Seine **Entwicklung hat er als den Weg eines Idealisten zum Realisten beschrieben und - in einer der prachtvollsten Passagen deutscher Prosa - sein Buch Menschliches, Allzumenschliches als Wendepunkt dargestellt.
Trotzdem kann man N nicht ohne Wenn und Aber als "Realisten" bezeichnen.

Er ist z.B. ein entschiedener Gegner jenes "Realismus", wie er ihn vor allem bei angelsäschsichen Geistern zu konstatieren glaubt: eines Glaubens an die "platte Wirklichkeit". Das Gegenwort zu "platt" ist "tief", aber auch hier liegt ein Problem: N kontrastiert Tiefe nicht einfach mit Oberfläche, im Gegenteil, er rühmte die Griechen für ihre "Oberflächlichkeit aus Tiefe".

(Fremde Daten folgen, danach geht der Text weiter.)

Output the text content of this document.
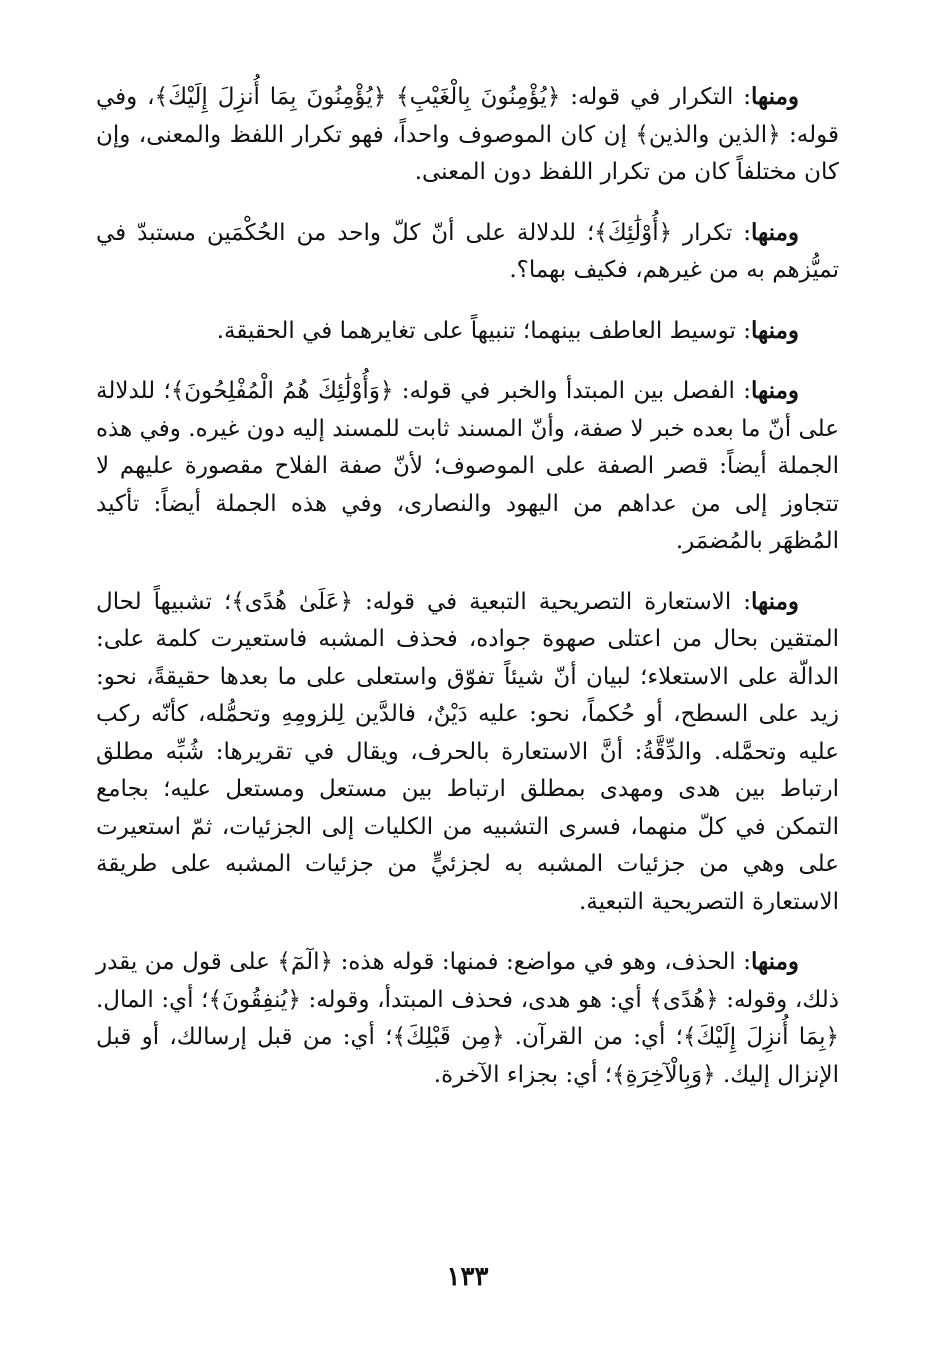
ومنها: التكرار في قوله: ﴿يُؤْمِنُونَ بِالْغَيْبِ﴾ ﴿يُؤْمِنُونَ بِمَا أُنزِلَ إِلَيْكَ﴾، وفي قوله: ﴿الذين والذين﴾ إن كان الموصوف واحداً، فهو تكرار اللفظ والمعنى، وإن كان مختلفاً كان من تكرار اللفظ دون المعنى.

ومنها: تكرار ﴿أُوْلَٰئِكَ﴾؛ للدلالة على أنّ كلّ واحد من الحُكْمَين مستبدّ في تميُّزهم به من غيرهم، فكيف بهما؟.

ومنها: توسيط العاطف بينهما؛ تنبيهاً على تغايرهما في الحقيقة.

ومنها: الفصل بين المبتدأ والخبر في قوله: ﴿وَأُوْلَٰئِكَ هُمُ الْمُفْلِحُونَ﴾؛ للدلالة على أنّ ما بعده خبر لا صفة، وأنّ المسند ثابت للمسند إليه دون غيره. وفي هذه الجملة أيضاً: قصر الصفة على الموصوف؛ لأنّ صفة الفلاح مقصورة عليهم لا تتجاوز إلى من عداهم من اليهود والنصارى، وفي هذه الجملة أيضاً: تأكيد المُظهَر بالمُضمَر.

ومنها: الاستعارة التصريحية التبعية في قوله: ﴿عَلَىٰ هُدًى﴾؛ تشبيهاً لحال المتقين بحال من اعتلى صهوة جواده، فحذف المشبه فاستعيرت كلمة على: الدالّة على الاستعلاء؛ لبيان أنّ شيئاً تفوّق واستعلى على ما بعدها حقيقةً، نحو: زيد على السطح، أو حُكماً، نحو: عليه دَيْنٌ، فالدَّين لِلزومِهِ وتحمُّله، كأنّه ركب عليه وتحمَّله. والدِّقَّةُ: أنَّ الاستعارة بالحرف، ويقال في تقريرها: شُبِّه مطلق ارتباط بين هدى ومهدى بمطلق ارتباط بين مستعل ومستعل عليه؛ بجامع التمكن في كلّ منهما، فسرى التشبيه من الكليات إلى الجزئيات، ثمّ استعيرت على وهي من جزئيات المشبه به لجزئيٍّ من جزئيات المشبه على طريقة الاستعارة التصريحية التبعية.

ومنها: الحذف، وهو في مواضع: فمنها: قوله هذه: ﴿الٓمٓ﴾ على قول من يقدر ذلك، وقوله: ﴿هُدًى﴾ أي: هو هدى، فحذف المبتدأ، وقوله: ﴿يُنفِقُونَ﴾؛ أي: المال. ﴿بِمَا أُنزِلَ إِلَيْكَ﴾؛ أي: من القرآن. ﴿مِن قَبْلِكَ﴾؛ أي: من قبل إرسالك، أو قبل الإنزال إليك. ﴿وَبِالْآخِرَةِ﴾؛ أي: بجزاء الآخرة.

١٣٣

Wenn man so will, kann man N auch als Hyperrealisten sehen: Ein in die Tiefe dringender Realist darf in seinen Augen kein "Positivist" sein, sondern muss das "Negative", Tod und Vernichtung als Bestandteile der Realität erfassen und bejahen. Dies geschieht im Begriffsbild des **Dionysischen.
Der Hass auf den "Idealismus" ist es auch, der N kurz vor seinem Zusammenbruch dazu führt, mit Malwida von **Meysenbug - die er persönlich verehrt und der er viel verdankt - in schroffster Weise zu brechen.
Aber zwei Wochen später (am 5. November 1888) bekennt N: "Ohne allen Zweifel, ich habe Ihnen Unrecht getan".

In der Tat, N war in seiner gesamten Lebenspraxis ein Idealist, und es wäre wohl nicht falsch, ihn als "idealistischen Realisten" zu charakterisieren.

 
(Die mit ** gekennzeichneten Wörter verweisen auf detailliertere Informationen im jeweiligen Zusammenhang.)